Ecrit par : paola | 13.09.2007

A différence de la France, l'Italie n'a jamais conquis la démocratie: on est passé de plusieurs petits Etats à un Royaume piemontais, non reconnu de la plus part des "nouveaux italiens", à une dictature et puis à une démocratie "imposée" par les Alliés, après la II Guerre mondiale:on n' a jamais descendu dans la rue pour combattre et revendiquer la démocratie. On peut saluer le mouvement des "Grillini" comme la prise de la Bastille italienne.Je vous assure que tout ça a aidé à redonner de l'espoir au milliers de gens que jusqu'ici ne voiait qu'une seule solution à cette impasse: partir. Je vous prie de continuer à pointer la lumière sur ce phénomène: malheureusement, en Italie la presse et les télévisions sont sous le joug, voir contrôle, des partis politiques et le seul moyen pour faire passer des idées "hors du chorus" c'est le Web ou les journaux européens. Pour mieux compendre ce que j'ai écrit, je vous suggère de lire un très beau livre: Gomorra de Roberto Saviano, traduit en français par Gallimard, et un article paru sur le TIME http://www.time.com/time/nation/article/0,8599,1649122,00.html

Ecrit par : paola | 13.09.2007

merci Paola pour toutes ces importantes précisions.
la réalité italienne est en effet bien différente de la réalité française.

en ce qui me concerne, vivant à Bologne, je suis relativement en dehors du système mafieux qui sévit de façon systématique dans d'autres régions (je m'en rends compte quand nous allons dans les Pouilles, rendre visite à la famille de Fabio).

La situation française est aussi en train de se dégrader à une vitesse vertigineuse.
c'est la démocratie qui est menacée dans cette partie de l'Europe.

je suis persuadée que l'on peut encore agir, entre autre par le web, et même si j'ai certaine réserves par rapport à Beppe Grillo (peut-être due au fait que je suis française, ma grille d'analyse est probablement différente), le V-Day a prouvé l'efficacité de ce moyen de communication.
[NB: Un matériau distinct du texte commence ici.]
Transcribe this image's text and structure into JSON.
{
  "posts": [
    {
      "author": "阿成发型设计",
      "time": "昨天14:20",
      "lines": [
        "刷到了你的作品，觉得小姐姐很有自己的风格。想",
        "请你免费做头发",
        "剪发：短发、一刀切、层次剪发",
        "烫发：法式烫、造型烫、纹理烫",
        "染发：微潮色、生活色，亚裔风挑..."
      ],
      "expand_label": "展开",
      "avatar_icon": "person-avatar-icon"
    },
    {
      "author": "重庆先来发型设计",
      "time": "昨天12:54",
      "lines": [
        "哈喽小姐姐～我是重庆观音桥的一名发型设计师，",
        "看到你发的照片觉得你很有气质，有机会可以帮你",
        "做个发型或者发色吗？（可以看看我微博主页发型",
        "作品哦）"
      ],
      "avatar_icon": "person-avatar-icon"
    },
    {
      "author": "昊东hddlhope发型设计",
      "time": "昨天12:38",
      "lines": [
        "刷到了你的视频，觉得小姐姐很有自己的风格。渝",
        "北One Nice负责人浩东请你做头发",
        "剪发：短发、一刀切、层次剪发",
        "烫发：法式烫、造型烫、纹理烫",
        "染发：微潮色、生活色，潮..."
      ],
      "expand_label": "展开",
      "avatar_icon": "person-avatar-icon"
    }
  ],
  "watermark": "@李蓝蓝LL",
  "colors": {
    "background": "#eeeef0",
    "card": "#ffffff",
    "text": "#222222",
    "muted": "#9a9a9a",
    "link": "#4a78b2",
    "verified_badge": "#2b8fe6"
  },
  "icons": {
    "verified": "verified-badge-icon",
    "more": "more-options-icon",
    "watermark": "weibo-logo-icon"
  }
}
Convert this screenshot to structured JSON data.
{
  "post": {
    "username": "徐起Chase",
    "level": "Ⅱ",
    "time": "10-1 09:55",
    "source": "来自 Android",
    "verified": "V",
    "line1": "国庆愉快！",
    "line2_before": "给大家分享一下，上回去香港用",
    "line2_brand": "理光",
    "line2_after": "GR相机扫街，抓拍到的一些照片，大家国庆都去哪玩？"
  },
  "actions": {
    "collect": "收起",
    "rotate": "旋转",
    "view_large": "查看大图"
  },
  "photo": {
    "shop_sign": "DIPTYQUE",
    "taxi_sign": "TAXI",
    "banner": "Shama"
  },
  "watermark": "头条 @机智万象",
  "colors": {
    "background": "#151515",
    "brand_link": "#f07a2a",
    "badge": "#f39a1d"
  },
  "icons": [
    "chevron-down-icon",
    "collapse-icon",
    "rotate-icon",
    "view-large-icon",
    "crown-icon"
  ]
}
je note immédiatement les ref du livre de Saviano

Ecrit par : céleste | 13.09.2007

Je comprends que la façon de faire de Grillo suscite des perplexités, mais avant tout, comme lui même souligne, il n'est qu'un comédien et il doit théatraliser certaines expressions pour faire en même que tout le monde s'interesse à la réalite qui l'entoure. Le fait qu'il existe un phénomène Grillo doit faire penser à quel point en Italie on vit dans un pot sous vide: les nouvelles qui concernent la vie des citoyens on doit les chercher sur le blog de Grillo et sur d'autres (parce que il n'ya pas que Grillo mais aussi Travaglio, Sabrina Guzzanti, Daniele Luttazzi et bien d'autres): Grillo a juste sonné la trompette d'alarme et il nous a fait découvrir que outre au Calcio et la Star Ac' il y a des choses bien plus importantes. C'est à nous de garder l'esprit critique et de juger ce qu'il écrit ou il dit (personnelment, je ne me trouve pas toujours d'accord avec lui mais grâce à Internet je peut confronter différentes opinions et construire la mienne). Et justement à propos de la mafia: c'est grâce au livre de Saviano et au meet up des amis de Grillo de Gênes que j'ai découvert que la mafia est bien installée, plus que jamais, au Nord de l'Italie (et partout en Europe)y compris en Emilie, la région de Bologne:mais les journaux s'occupent de la nécessité de créer un nouveau parti politique.. Merci pour cet échange d'idées et ciao, je vais travailler (mange un peu de tortellini pour moi!!)